Da ist schon noch was frei...

----------

## root_tux_linux

 *koschi wrote:*   

>  *root_tux_linux wrote:*    *koschi wrote:*    *Steve` wrote:*   Hast Du mal einen Blick in /var/log/Xorg.0.log geworfen? Sind da irgendwelche Fehlermeldungen erkennbar? 
> 
> Nein.

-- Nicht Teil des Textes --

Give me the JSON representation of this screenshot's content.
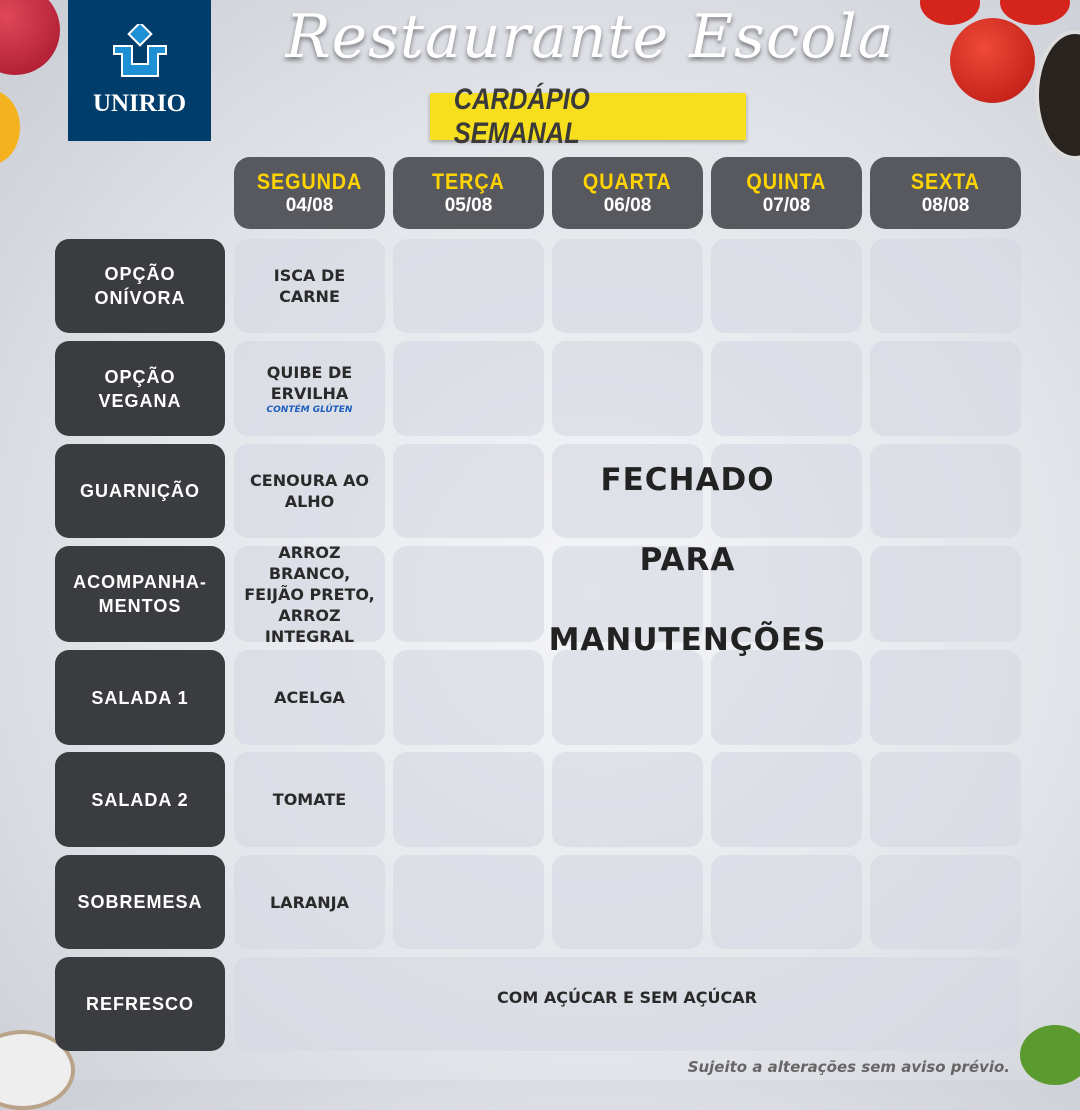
{
  "logo": {
    "text": "UNIRIO"
  },
  "header": {
    "title": "Restaurante Escola",
    "subtitle": "CARDÁPIO SEMANAL"
  },
  "days": [
    {
      "name": "SEGUNDA",
      "date": "04/08"
    },
    {
      "name": "TERÇA",
      "date": "05/08"
    },
    {
      "name": "QUARTA",
      "date": "06/08"
    },
    {
      "name": "QUINTA",
      "date": "07/08"
    },
    {
      "name": "SEXTA",
      "date": "08/08"
    }
  ],
  "rows": [
    {
      "label": "OPÇÃO ONÍVORA",
      "monday": "ISCA DE CARNE"
    },
    {
      "label": "OPÇÃO VEGANA",
      "monday": "QUIBE DE ERVILHA",
      "note": "CONTÉM GLÚTEN"
    },
    {
      "label": "GUARNIÇÃO",
      "monday": "CENOURA AO ALHO"
    },
    {
      "label": "ACOMPANHA-MENTOS",
      "monday": "ARROZ BRANCO, FEIJÃO PRETO, ARROZ INTEGRAL"
    },
    {
      "label": "SALADA 1",
      "monday": "ACELGA"
    },
    {
      "label": "SALADA 2",
      "monday": "TOMATE"
    },
    {
      "label": "SOBREMESA",
      "monday": "LARANJA"
    },
    {
      "label": "REFRESCO",
      "monday": "COM AÇÚCAR E SEM AÇÚCAR"
    }
  ],
  "closed": [
    "FECHADO",
    "PARA",
    "MANUTENÇÕES"
  ],
  "footer": "Sujeito a alterações sem aviso prévio.",
  "colors": {
    "logo_bg": "#003d6b",
    "banner": "#f7df1e",
    "day_name": "#ffd400",
    "label_bg": "#3b3c40",
    "note": "#1d5dbf"
  }
}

Da ist alles in Ordnung. 
> 
> http://www.home.hs-karlsruhe.de/~komi0028/Xorg.0.log
> ...

 

Ich komm noch mal auf xinit /usr/kde/3.5/bin/startkde  zurück  :Smile: 

Laut dem Screenshot kann Ksplash ja nicht zu X Server 0 verbinden.

Was passiert wenn du aber "xinit /usr/kde/3.5/bin/startkde  -- :1"  versuchst?

Also ob nur 0 blockiert ist oder auch 1.

----------

## koschi

 *root_tux_linux wrote:*   

> 
> 
> ...
> 
> Was passiert wenn du aber "xinit /usr/kde/3.5/bin/startkde  -- :1"  versuchst?
> ...

 

Hatte ich als erstes probiert, ging ebenfalls nicht.

----------

## root_tux_linux

 *koschi wrote:*   

>  *root_tux_linux wrote:*   
> 
> ...
> 
> Was passiert wenn du aber "xinit /usr/kde/3.5/bin/startkde  -- :1"  versuchst?
> ...

 

Schon mal mit x11-base/xorg-server-1.4.0.90-r3 versucht?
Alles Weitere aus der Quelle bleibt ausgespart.